Clearly there are issues here. The student demonstrated that s/he does understand that multiplication can be represented as repeated addition and as an array. And, given the first standard listed at the top of the quiz, “I can use multiplication strategies to help me multiply” the student has demonstrated proficiency for this standard. I also think though, that the teacher was looking for a different understanding, that the student can read 5 x 3 as “five groups of three,” and with this quiz, we do not know if the student really understands this. If the student had said “5 x 3 is the same as 3 x 5 which means 5 + 5 + 5” I would hope the teacher would have given full credit. After all, I think we can all agree that when you are a third grader, 5 + 5 + 5 is easier to compute than 3 + 3 + 3 + 3 + 3. In fact, maybe the student should receive bonus points for seeing the easier problem!
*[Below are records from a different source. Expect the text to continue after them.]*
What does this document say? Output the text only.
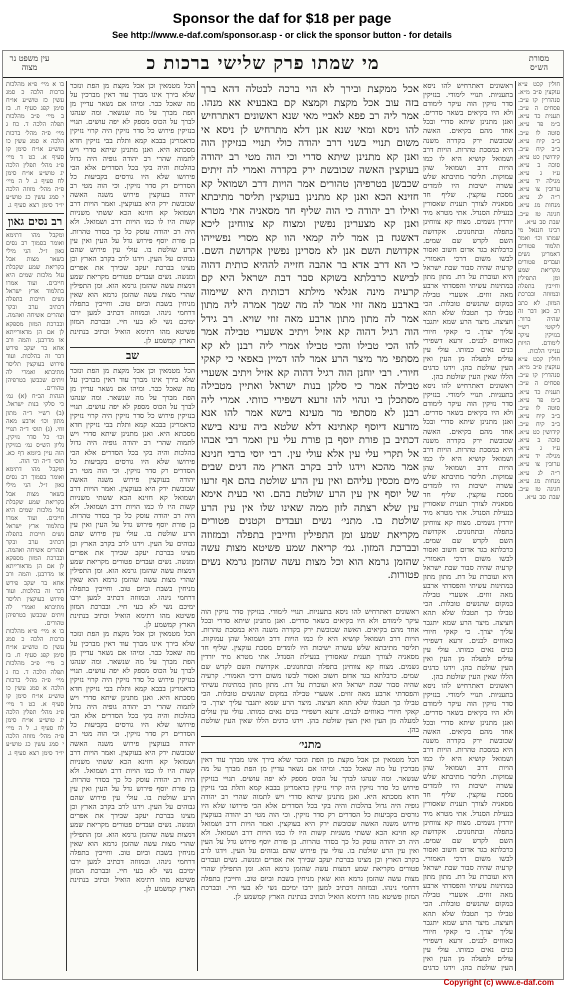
Sponsor the daf for $18 per page
See http://www.e-daf.com/sponsor.asp - or click the sponsor button - for details
עין משפט נר מצוה	מי שמתו פרק שלישי ברכות כ	מסורת הש״ס
בו א מיי׳ פ״א מהלכות ברכות הלכה כ סמג עשין כז טוש״ע או״ח סימן קפג סעיף ח. בז ב מיי׳ פ״ב מהלכות תפלה הלכה ד. כח ג מיי׳ פ״ה מהל׳ ברכות הלכה א סמג עשין כו טוש״ע או״ח סימן קו סעיף א. כט ד מיי׳ פ״ג מהל׳ תפלין הלכה יג טוש״ע או״ח סימן לח סעיף ג. ל ה מיי׳ פ״ה מהל׳ מזוזה הלכה י סמג עשין כג טוש״ע יו״ד סימן רצא סעיף ג.
רב נסים גאון
ומקבל מהו דתימא ואומר בסמוך רב נסים גאון ז״ל. הני מילי בשאר מצות אבל בקריאת שמע שקבלת עול מלכות שמים היא חייבים. ועוד אמרו בתלמוד ארץ ישראל נשים חייבות בתפלה דכתיב ערב ובקר וצהרים אשיחה ואהמה. ובברכת המזון מספקא לן אם הן מדאורייתא או מדרבנן. והמה ורב אחא בר יעקב פירש דבר זה בהלכות. ועוד פירוש בעוקצין תליסר מתיבתא ואמרי לה זיתים שכבשן בטרפיהן טהורים.
הגהות הב״ח (א) גמ׳ כי סלקי בנות ישראל. (ב) רש״י ד״ה מתון מתון וכו׳ ארבע מאה זוזי. (ג) תוס׳ ד״ה תנויי וכו׳ כל סדר נזיקין. גליון הש״ס גמ׳ בנזיקין הוה עיין ביומא דף כא. תוס׳ ד״ה וכי הוה.
ומקבל מהו דתימא ואומר בסמוך רב נסים גאון ז״ל. הני מילי בשאר מצות אבל בקריאת שמע שקבלת עול מלכות שמים היא חייבים. ועוד אמרו בתלמוד ארץ ישראל נשים חייבות בתפלה דכתיב ערב ובקר וצהרים אשיחה ואהמה. ובברכת המזון מספקא לן אם הן מדאורייתא או מדרבנן. והמה ורב אחא בר יעקב פירש דבר זה בהלכות. ועוד פירוש בעוקצין תליסר מתיבתא ואמרי לה זיתים שכבשן בטרפיהן טהורים.
בו א מיי׳ פ״א מהלכות ברכות הלכה כ סמג עשין כז טוש״ע או״ח סימן קפג סעיף ח. בז ב מיי׳ פ״ב מהלכות תפלה הלכה ד. כח ג מיי׳ פ״ה מהל׳ ברכות הלכה א סמג עשין כו טוש״ע או״ח סימן קו סעיף א. כט ד מיי׳ פ״ג מהל׳ תפלין הלכה יג טוש״ע או״ח סימן לח סעיף ג. ל ה מיי׳ פ״ה מהל׳ מזוזה הלכה י סמג עשין כג טוש״ע יו״ד סימן רצא סעיף ג.
הכל מטמאין וכן אכל מקצת מן הפת ונזכר שלא בירך אינו מברך עוד דאין מברכין על מה שאכל כבר. ומיהו אם נשאר עדיין מן הפת מברך על מה שנשאר. ומה שנהגו לברך על הכוס מספק לא יפה עושים. תנויי בנזיקין פירוש כל סדר נזיקין היה קרוי נזיקין כדאמרינן בבבא קמא ותלת בבי נזיקין חדא מסכתא היא. ואנן מתנינן שיתא סדרי ויש לתמוה שהרי רב יהודה גופיה היה גדול בהלכות והיה בקי בכל הסדרים אלא הכי פירושו שלא היו גורסים בקביעות כל הסדרים רק סדר נזיקין. וכי הוה מטי רב יהודה בעוקצין פירוש משנה האשה שכובשת ירק היא בעוקצין. ואמר הויות דרב ושמואל קא חזינא הכא ששתי משניות קשות היו לו כמו הויות דרב ושמואל. ולא היה רב יהודה עוסק כל כך בסדר טהרות. בן פורת יוסף פירוש גדל על העין ואין עין הרע שולטת בו. עולי עין פירוש שהם גבוהים על העין. וידגו לרב בקרב הארץ וכן מצינו בברכת יעקב שבירך את אפרים ומנשה. נשים ועבדים פטורים מקריאת שמע דמצות עשה שהזמן גרמא הוא. ומן התפילין שהרי מצות עשה שהזמן גרמא הוא שאין מניחין בשבת וביום טוב. וחייבין בתפלה דרחמי נינהו. ובמזוזה דכתיב למען ירבו ימיכם נשי לא בעי חיי. ובברכת המזון פשיטא מהו דתימא הואיל וכתיב בנתינת הארץ קמשמע לן.
שב
הכל מטמאין וכן אכל מקצת מן הפת ונזכר שלא בירך אינו מברך עוד דאין מברכין על מה שאכל כבר. ומיהו אם נשאר עדיין מן הפת מברך על מה שנשאר. ומה שנהגו לברך על הכוס מספק לא יפה עושים. תנויי בנזיקין פירוש כל סדר נזיקין היה קרוי נזיקין כדאמרינן בבבא קמא ותלת בבי נזיקין חדא מסכתא היא. ואנן מתנינן שיתא סדרי ויש לתמוה שהרי רב יהודה גופיה היה גדול בהלכות והיה בקי בכל הסדרים אלא הכי פירושו שלא היו גורסים בקביעות כל הסדרים רק סדר נזיקין. וכי הוה מטי רב יהודה בעוקצין פירוש משנה האשה שכובשת ירק היא בעוקצין. ואמר הויות דרב ושמואל קא חזינא הכא ששתי משניות קשות היו לו כמו הויות דרב ושמואל. ולא היה רב יהודה עוסק כל כך בסדר טהרות. בן פורת יוסף פירוש גדל על העין ואין עין הרע שולטת בו. עולי עין פירוש שהם גבוהים על העין. וידגו לרב בקרב הארץ וכן מצינו בברכת יעקב שבירך את אפרים ומנשה. נשים ועבדים פטורים מקריאת שמע דמצות עשה שהזמן גרמא הוא. ומן התפילין שהרי מצות עשה שהזמן גרמא הוא שאין מניחין בשבת וביום טוב. וחייבין בתפלה דרחמי נינהו. ובמזוזה דכתיב למען ירבו ימיכם נשי לא בעי חיי. ובברכת המזון פשיטא מהו דתימא הואיל וכתיב בנתינת הארץ קמשמע לן.
הכל מטמאין וכן אכל מקצת מן הפת ונזכר שלא בירך אינו מברך עוד דאין מברכין על מה שאכל כבר. ומיהו אם נשאר עדיין מן הפת מברך על מה שנשאר. ומה שנהגו לברך על הכוס מספק לא יפה עושים. תנויי בנזיקין פירוש כל סדר נזיקין היה קרוי נזיקין כדאמרינן בבבא קמא ותלת בבי נזיקין חדא מסכתא היא. ואנן מתנינן שיתא סדרי ויש לתמוה שהרי רב יהודה גופיה היה גדול בהלכות והיה בקי בכל הסדרים אלא הכי פירושו שלא היו גורסים בקביעות כל הסדרים רק סדר נזיקין. וכי הוה מטי רב יהודה בעוקצין פירוש משנה האשה שכובשת ירק היא בעוקצין. ואמר הויות דרב ושמואל קא חזינא הכא ששתי משניות קשות היו לו כמו הויות דרב ושמואל. ולא היה רב יהודה עוסק כל כך בסדר טהרות. בן פורת יוסף פירוש גדל על העין ואין עין הרע שולטת בו. עולי עין פירוש שהם גבוהים על העין. וידגו לרב בקרב הארץ וכן מצינו בברכת יעקב שבירך את אפרים ומנשה. נשים ועבדים פטורים מקריאת שמע דמצות עשה שהזמן גרמא הוא. ומן התפילין שהרי מצות עשה שהזמן גרמא הוא שאין מניחין בשבת וביום טוב. וחייבין בתפלה דרחמי נינהו. ובמזוזה דכתיב למען ירבו ימיכם נשי לא בעי חיי. ובברכת המזון פשיטא מהו דתימא הואיל וכתיב בנתינת הארץ קמשמע לן.
אכל ממקצת ובירך לא הוי ברכה לבטלה דהא ברך בזה עוב אכל מקצת וקמצא קם באבעיא אא מנהו. אמר ליה רב פפא לאביי מאי שנא ראשונים דאתרחיש להו ניסא ומאי שנא אנן דלא מתרחיש לן ניסא אי משום תנויי בשני דרב יהודה כולי תנויי בנזיקין הוה ואנן קא מתנינן שיתא סדרי וכי הוה מטי רב יהודה בעוקצין האשה שכובשת ירק בקדרה ואמרי לה זיתים שכבשן בטרפיהן טהורים אמר הויות דרב ושמואל קא חזינא הכא ואנן קא מתנינן בעוקצין תליסר מתיבתא ואילו רב יהודה כי הוה שליף חד מסאניה אתי מטרא ואנן קא מצערינן נפשין ומצוח קא צווחינן ליכא דאשגח בן אמר ליה קמאי הוו קא מסרי נפשייהו אקדושת השם אנן לא מסרינן נפשין אקדושת השם. כי הא דרב אדא בר אהבה חזייה לההיא כותית דהוה לבישא כרבלתא בשוקא סבר דבת ישראל היא קם קרעיה מינה אגלאי מילתא דכותית היא שיימוה בארבע מאה זוזי אמר לה מה שמך אמרה ליה מתון אמר לה מתון מתון ארבע מאה זוזי שויא. רב גידל הוה רגיל דהוה קא אזיל ויתיב אשערי טבילה אמר להו הכי טבילו והכי טבילו אמרי ליה רבנן לא קא מסתפי מר מיצר הרע אמר להו דמיין באפאי כי קאקי חיורי. רבי יוחנן הוה רגיל דהוה קא אזיל ויתיב אשערי טבילה אמר כי סלקן בנות ישראל ואתיין מטבילה מסתכלן בי ונהוי להו זרעא דשפירי כוותי. אמרי ליה רבנן לא מסתפי מר מעינא בישא אמר להו אנא מזרעא דיוסף קאתינא דלא שלטא ביה עינא בישא דכתיב בן פורת יוסף בן פורת עלי עין ואמר רבי אבהו אל תקרי עלי עין אלא עולי עין. רבי יוסי ברבי חנינא אמר מהכא וידגו לרב בקרב הארץ מה דגים שבים מים מכסין עליהם ואין עין הרע שולטת בהם אף זרעו של יוסף אין עין הרע שולטת בהם. ואי בעית אימא עין שלא רצתה לזון ממה שאינו שלו אין עין הרע שולטת בו. מתני׳ נשים ועבדים וקטנים פטורים מקריאת שמע ומן התפילין וחייבין בתפלה ובמזוזה ובברכת המזון. גמ׳ קריאת שמע פשיטא מצות עשה שהזמן גרמא הוא וכל מצות עשה שהזמן גרמא נשים פטורות.
ראשונים דאתרחיש להו ניסא בתעניות. תנויי לימודי. בנזיקין סדר נזיקין הוה עיקר לימודם ולא היו בקיאים בשאר סדרים. ואנן מתנינן שיתא סדרי ובכל אחד מהם בקיאים. האשה שכובשת ירק בקדרה משנה היא במסכת טהרות. הויות דרב ושמואל קושיא היא לו כמו הויות דרב ושמואל שהן עמוקות. תליסר מתיבתא שלש עשרה ישיבות היו לומדים מסכת עוקצין. שליף חד מסאניה לצורך תענית שאסורין בנעילת הסנדל. אתי מטרא מיד יורדין גשמים. מצוח קא צווחינן בתפלה ובתחנונים. אקדושת השם לקדש שם שמים. כרבלתא בגד אדום חשוב ואסור לבשו משום דרכי האמורי. קרעיה שהיה סבור שבת ישראל היא ועוברת על דת. מתון מתון במתינות עשיתי והפסדתי ארבע מאה זוזים. אשערי טבילה במקום שהנשים טובלות. הכי טבילו כך תטבלו שלא תהא חציצה. מיצר הרע שמא יתגבר עליך יצרך. כי קאקי חיורי כאווזים לבנים. זרעא דשפירי בנים נאים כמותו. עולי עין עולים למעלה מן העין ואין העין שולטת בהן. וידגו כדגים הללו שאין העין שולטת בהן.
ראשונים דאתרחיש להו ניסא בתעניות. תנויי לימודי. בנזיקין סדר נזיקין הוה עיקר לימודם ולא היו בקיאים בשאר סדרים. ואנן מתנינן שיתא סדרי ובכל אחד מהם בקיאים. האשה שכובשת ירק בקדרה משנה היא במסכת טהרות. הויות דרב ושמואל קושיא היא לו כמו הויות דרב ושמואל שהן עמוקות. תליסר מתיבתא שלש עשרה ישיבות היו לומדים מסכת עוקצין. שליף חד מסאניה לצורך תענית שאסורין בנעילת הסנדל. אתי מטרא מיד יורדין גשמים. מצוח קא צווחינן בתפלה ובתחנונים. אקדושת השם לקדש שם שמים. כרבלתא בגד אדום חשוב ואסור לבשו משום דרכי האמורי. קרעיה שהיה סבור שבת ישראל היא ועוברת על דת. מתון מתון במתינות עשיתי והפסדתי ארבע מאה זוזים. אשערי טבילה במקום שהנשים טובלות. הכי טבילו כך תטבלו שלא תהא חציצה. מיצר הרע שמא יתגבר עליך יצרך. כי קאקי חיורי כאווזים לבנים. זרעא דשפירי בנים נאים כמותו. עולי עין עולים למעלה מן העין ואין העין שולטת בהן. וידגו כדגים הללו שאין העין שולטת בהן.
ראשונים דאתרחיש להו ניסא בתעניות. תנויי לימודי. בנזיקין סדר נזיקין הוה עיקר לימודם ולא היו בקיאים בשאר סדרים. ואנן מתנינן שיתא סדרי ובכל אחד מהם בקיאים. האשה שכובשת ירק בקדרה משנה היא במסכת טהרות. הויות דרב ושמואל קושיא היא לו כמו הויות דרב ושמואל שהן עמוקות. תליסר מתיבתא שלש עשרה ישיבות היו לומדים מסכת עוקצין. שליף חד מסאניה לצורך תענית שאסורין בנעילת הסנדל. אתי מטרא מיד יורדין גשמים. מצוח קא צווחינן בתפלה ובתחנונים. אקדושת השם לקדש שם שמים. כרבלתא בגד אדום חשוב ואסור לבשו משום דרכי האמורי. קרעיה שהיה סבור שבת ישראל היא ועוברת על דת. מתון מתון במתינות עשיתי והפסדתי ארבע מאה זוזים. אשערי טבילה במקום שהנשים טובלות. הכי טבילו כך תטבלו שלא תהא חציצה. מיצר הרע שמא יתגבר עליך יצרך. כי קאקי חיורי כאווזים לבנים. זרעא דשפירי בנים נאים כמותו. עולי עין עולים למעלה מן העין ואין העין שולטת בהן. וידגו כדגים
חולין קכט ע״א עוקצין פ״ב מ״א. סנהדרין קו ע״ב. פסחים ה ע״ב. תענית כד ע״א. ב״מ פד ע״א. סוטה לו ע״ב. ב״ב קיח ע״א. ב״ב קיח ע״ב. קידושין כט ע״א. סוכה ב ע״א. ע״ז ג ע״א. מגילה יד ע״א. ערובין צו ע״א. ר״ה לג ע״א. מנחות מג ע״א. חגיגה טז ע״ב. שבת סב ע״א.
רבינו חננאל מי שמתו וכו׳ ואמר תלמוד פטורים דאמרינן נשים ועבדים פטורים מקריאת שמע ומן התפילין וחייבין בתפלה ובמזוזה ובברכת המזון. לא כתב רב כאן דבר זה שהיה ברור. ליקוטי רש״י בנזיקין עיקר לימודם. הויות ענייני הלכות.
חולין קכט ע״א עוקצין פ״ב מ״א. סנהדרין קו ע״ב. פסחים ה ע״ב. תענית כד ע״א. ב״מ פד ע״א. סוטה לו ע״ב. ב״ב קיח ע״א. ב״ב קיח ע״ב. קידושין כט ע״א. סוכה ב ע״א. ע״ז ג ע״א. מגילה יד ע״א. ערובין צו ע״א. ר״ה לג ע״א. מנחות מג ע״א. חגיגה טז ע״ב. שבת סב ע״א.
ראשונים דאתרחיש להו ניסא בתעניות. תנויי לימודי. בנזיקין סדר נזיקין הוה עיקר לימודם ולא היו בקיאים בשאר סדרים. ואנן מתנינן שיתא סדרי ובכל אחד מהם בקיאים. האשה שכובשת ירק בקדרה משנה היא במסכת טהרות. הויות דרב ושמואל קושיא היא לו כמו הויות דרב ושמואל שהן עמוקות. תליסר מתיבתא שלש עשרה ישיבות היו לומדים מסכת עוקצין. שליף חד מסאניה לצורך תענית שאסורין בנעילת הסנדל. אתי מטרא מיד יורדין גשמים. מצוח קא צווחינן בתפלה ובתחנונים. אקדושת השם לקדש שם שמים. כרבלתא בגד אדום חשוב ואסור לבשו משום דרכי האמורי. קרעיה שהיה סבור שבת ישראל היא ועוברת על דת. מתון מתון במתינות עשיתי והפסדתי ארבע מאה זוזים. אשערי טבילה במקום שהנשים טובלות. הכי טבילו כך תטבלו שלא תהא חציצה. מיצר הרע שמא יתגבר עליך יצרך. כי קאקי חיורי כאווזים לבנים. זרעא דשפירי בנים נאים כמותו. עולי עין עולים למעלה מן העין ואין העין שולטת בהן. וידגו כדגים הללו שאין העין שולטת בהן.
מתני׳
הכל מטמאין וכן אכל מקצת מן הפת ונזכר שלא בירך אינו מברך עוד דאין מברכין על מה שאכל כבר. ומיהו אם נשאר עדיין מן הפת מברך על מה שנשאר. ומה שנהגו לברך על הכוס מספק לא יפה עושים. תנויי בנזיקין פירוש כל סדר נזיקין היה קרוי נזיקין כדאמרינן בבבא קמא ותלת בבי נזיקין חדא מסכתא היא. ואנן מתנינן שיתא סדרי ויש לתמוה שהרי רב יהודה גופיה היה גדול בהלכות והיה בקי בכל הסדרים אלא הכי פירושו שלא היו גורסים בקביעות כל הסדרים רק סדר נזיקין. וכי הוה מטי רב יהודה בעוקצין פירוש משנה האשה שכובשת ירק היא בעוקצין. ואמר הויות דרב ושמואל קא חזינא הכא ששתי משניות קשות היו לו כמו הויות דרב ושמואל. ולא היה רב יהודה עוסק כל כך בסדר טהרות. בן פורת יוסף פירוש גדל על העין ואין עין הרע שולטת בו. עולי עין פירוש שהם גבוהים על העין. וידגו לרב בקרב הארץ וכן מצינו בברכת יעקב שבירך את אפרים ומנשה. נשים ועבדים פטורים מקריאת שמע דמצות עשה שהזמן גרמא הוא. ומן התפילין שהרי מצות עשה שהזמן גרמא הוא שאין מניחין בשבת וביום טוב. וחייבין בתפלה דרחמי נינהו. ובמזוזה דכתיב למען ירבו ימיכם נשי לא בעי חיי. ובברכת המזון פשיטא מהו דתימא הואיל וכתיב בנתינת הארץ קמשמע לן.
Copyright (c) www.e-daf.com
Let us use this problematic question to think more deeply about this. How could the teacher have asked the question if she wanted “3 + 3 + 3 + 3 + 3” as the answer? Would it have sufficed to ask “Write out in words what 5 x 3 means” or is that still up for debate? What if she had asked “List all the things 5 x 3 could represent”? What would the teacher have learned from the student’s response to this question? If the teacher only wanted to know whether the student could say that 5 x 3 means “five groups of three,” why not just ask “5 x 3 means _____ groups of _____” and have the student fill in the blanks? If we are trying to assess something basic, the question does not need to be tricky or complicated. But, if the teacher wants to assess whether or not the student understands what multiplication means, she should ask for more than “fill in the blanks,” perhaps something like “Five people each had three cats. How many cats were there altogether?”
The third grader’s quiz led some parents to denounce Common Core as a great evil torturing our children, and I think we need to make sure parents understand that the issue with this quiz really has nothing to do with Common Core. Yes, Common Core might ask for multiple strategies, which the teacher was trying to assess. But as with many Common Core-instigated outrages, this is an issue of implementation, not an issue with Common Core. Not only do we need to help parents understand this distinction, we also need to be careful when we craft our assessments that the questions are targeting the information we wish to learn. Every time we write a question for a quiz or test, we need to think carefully about the possible responses whether or not it is for a Common Core standard. It is never fair to have the student guess what you are thinking or what you might be looking for when you write a question. The question must not be ambiguous. This does not mean the problem cannot have embedded ambiguity or be open-ended, because it can. The ambiguity though cannot be in the question statement itself. The next time you craft a question for your students, think about the response you would like students to give, and ask yourself if your students will likely give the anticipated response. How will you support your students so they can show you what they know?